M O M S M O N E Y I D
Bugar

5 Makanan yang Tidak Bagus untuk Kesehatan Usus Anda

5 Makanan yang Tidak Bagus untuk Kesehatan Usus Anda
Penulis: Rezki Wening Hayuningtyas  |  Editor: Rezki Wening Hayuningtyas


MOMSMONEY.ID - Apa saja makanan yang tidak bagus untuk kesehatan usus, ya? Mari intip pembahasan lengkapnya di sini!

Kesehatan usus memiliki peran besar dalam menjaga daya tahan tubuh, suasana hati, hingga kualitas pencernaan sehari-hari. Di dalam usus, terdapat triliunan mikroorganisme baik yang bekerja membantu menyerap nutrisi, melawan bakteri jahat, serta menjaga keseimbangan metabolisme tubuh.

Namun, tanpa disadari, pola makan harian sering kali justru merusak keseimbangan mikrobiota usus tersebut. Beberapa jenis makanan yang terasa lezat dan praktis dikonsumsi ternyata dapat memicu peradangan, memperlambat kerja pencernaan, hingga menurunkan jumlah bakteri baik di usus.

Jika dikonsumsi terlalu sering, dampaknya tidak hanya sebatas perut kembung atau sembelit, tetapi juga dapat memengaruhi kesehatan tubuh secara keseluruhan.

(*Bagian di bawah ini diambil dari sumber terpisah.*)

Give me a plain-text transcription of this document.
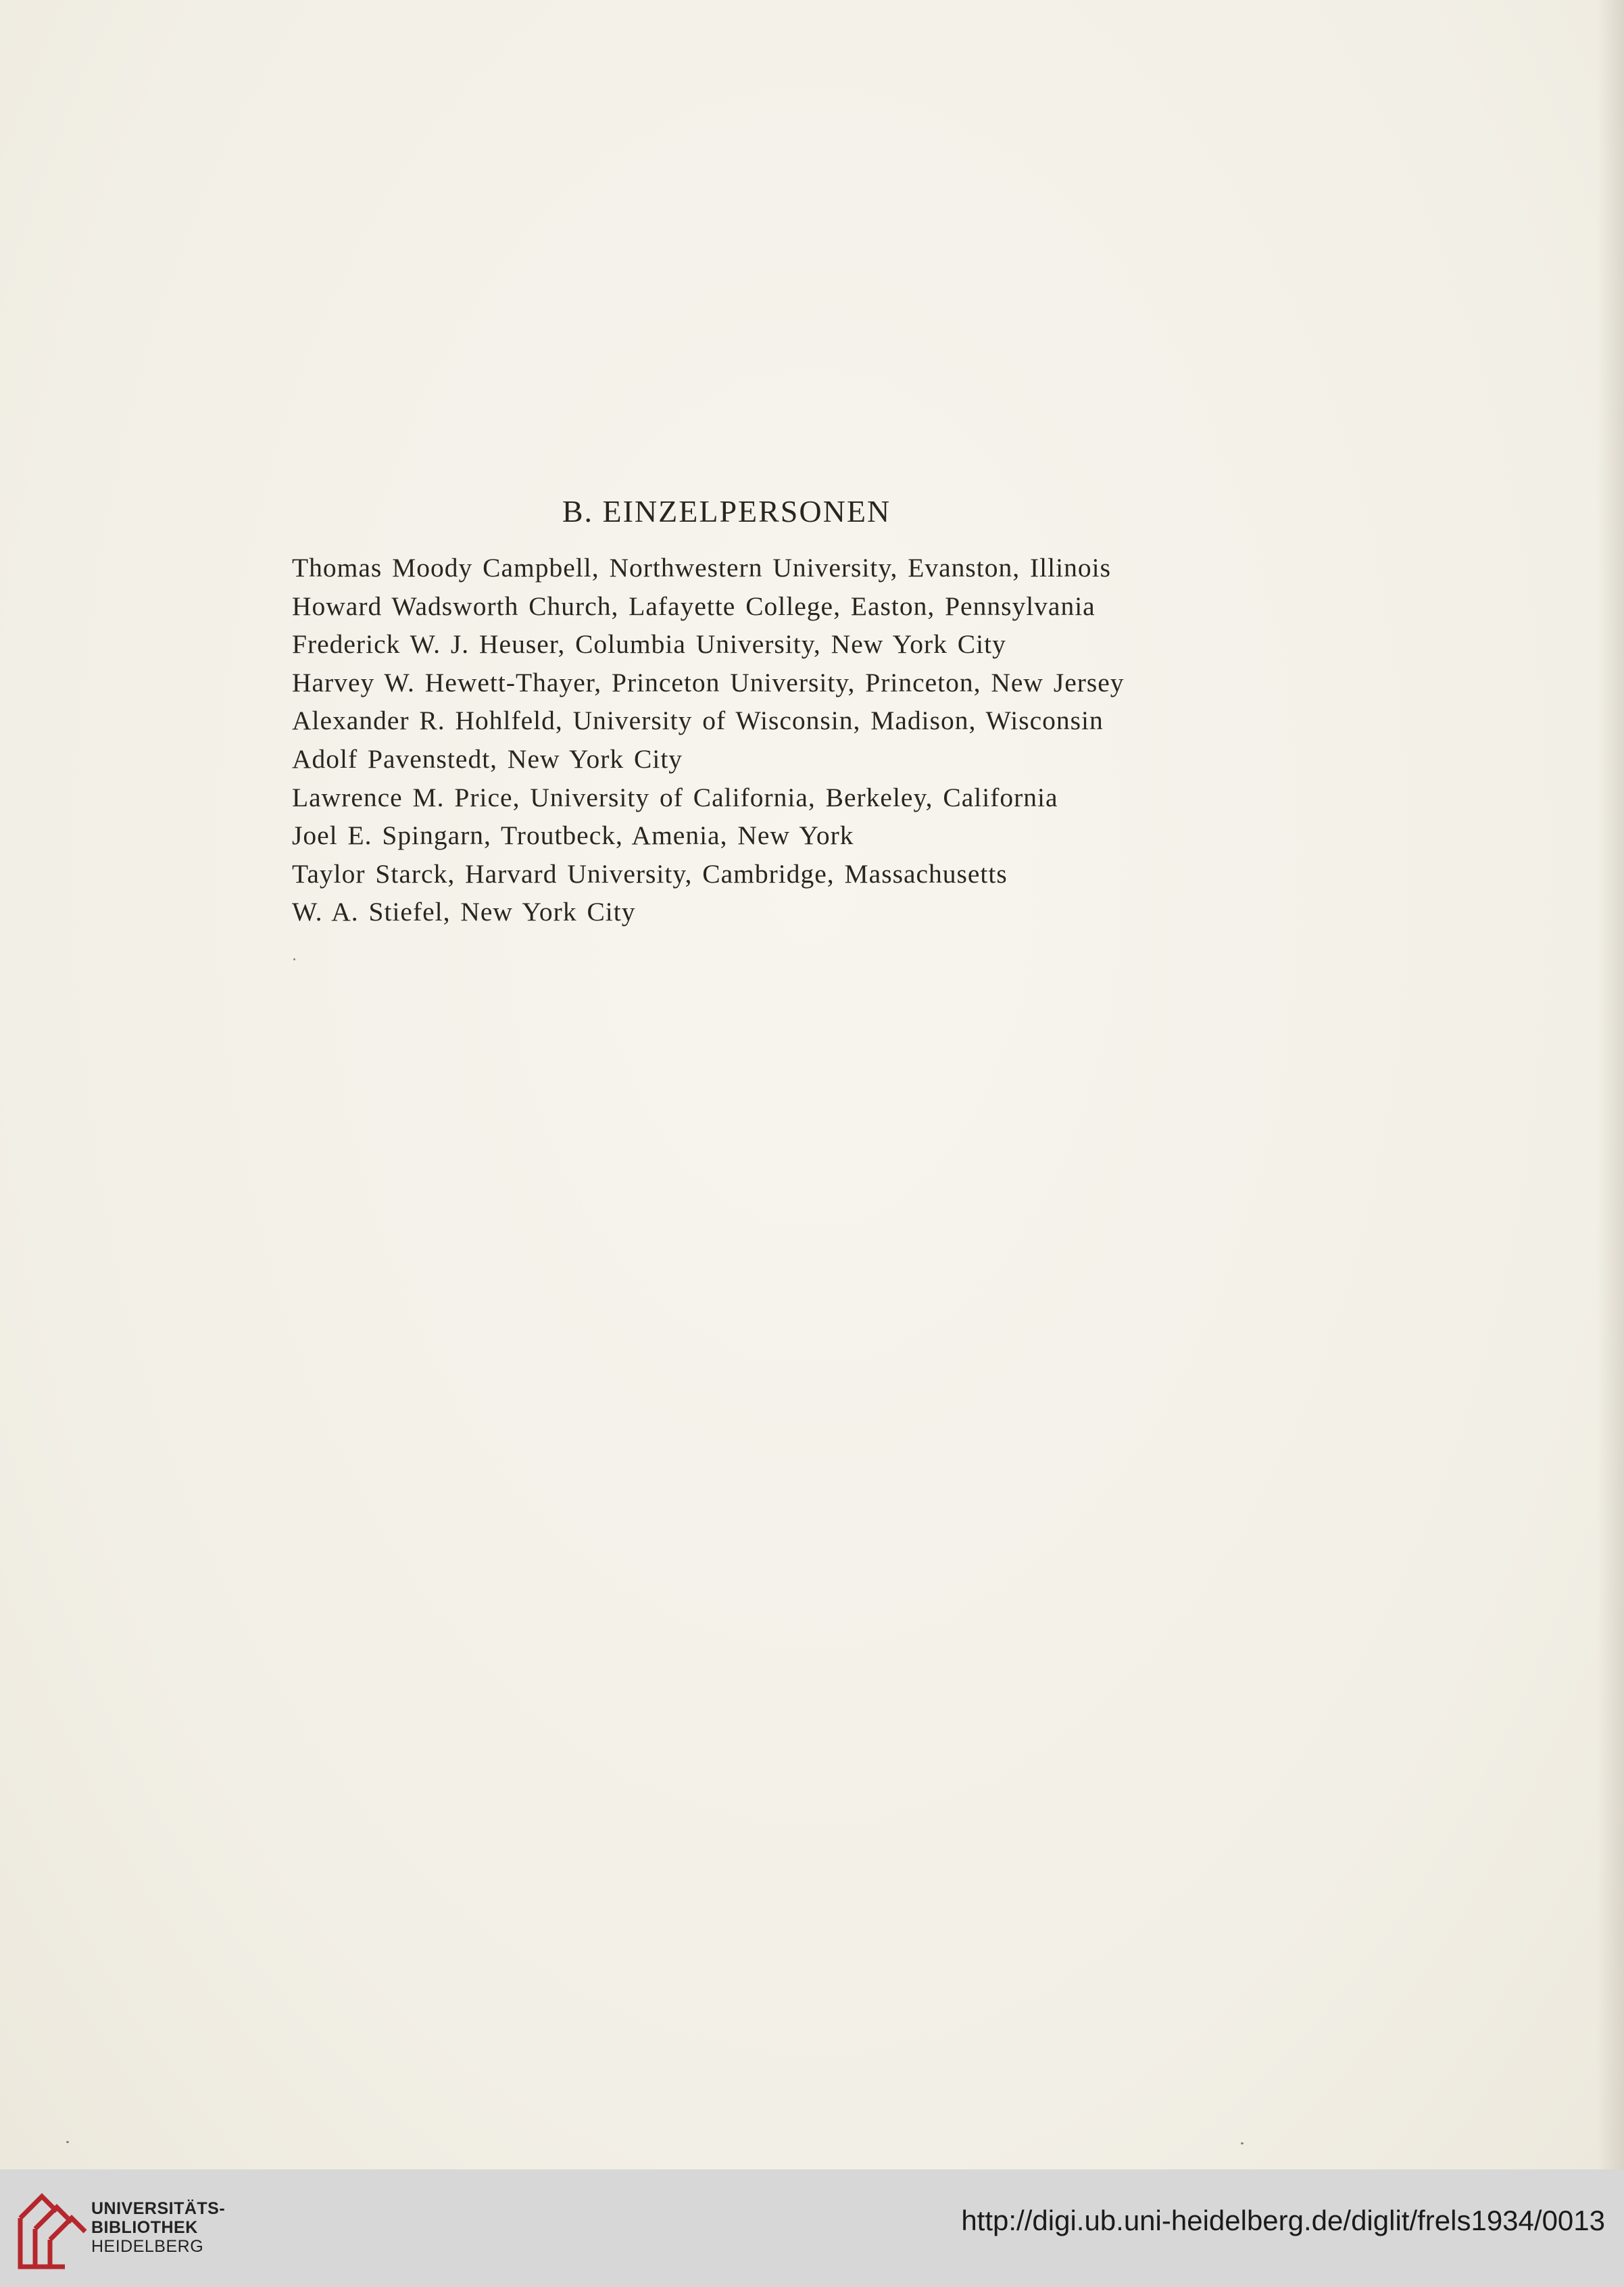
B. EINZELPERSONEN
Thomas Moody Campbell, Northwestern University, Evanston, Illinois
Howard Wadsworth Church, Lafayette College, Easton, Pennsylvania
Frederick W. J. Heuser, Columbia University, New York City
Harvey W. Hewett-Thayer, Princeton University, Princeton, New Jersey
Alexander R. Hohlfeld, University of Wisconsin, Madison, Wisconsin
Adolf Pavenstedt, New York City
Lawrence M. Price, University of California, Berkeley, California
Joel E. Spingarn, Troutbeck, Amenia, New York
Taylor Starck, Harvard University, Cambridge, Massachusetts
W. A. Stiefel, New York City
UNIVERSITÄTS-
BIBLIOTHEK
HEIDELBERG
http://digi.ub.uni-heidelberg.de/diglit/frels1934/0013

Baca Juga: 5 Cara Alami Membersihkan Usus Kotor dari Racun Sisa Makanan

Melansir dari laman Health, berikut ini beberapa makanan yang tidak bagus untuk kesehatan usus:

1. Daging Merah

Konsumsi daging merah seperti sapi dan domba dapat meningkatkan pembentukan zat berbahaya di dalam usus. Mikroba usus mengubah L karnitin, yaitu asam amino dalam daging merah, menjadi senyawa bernama trimethylamine N oxide atau TMAO. Senyawa ini dapat menyebabkan pengerasan pembuluh darah dan meningkatkan risiko penyakit jantung.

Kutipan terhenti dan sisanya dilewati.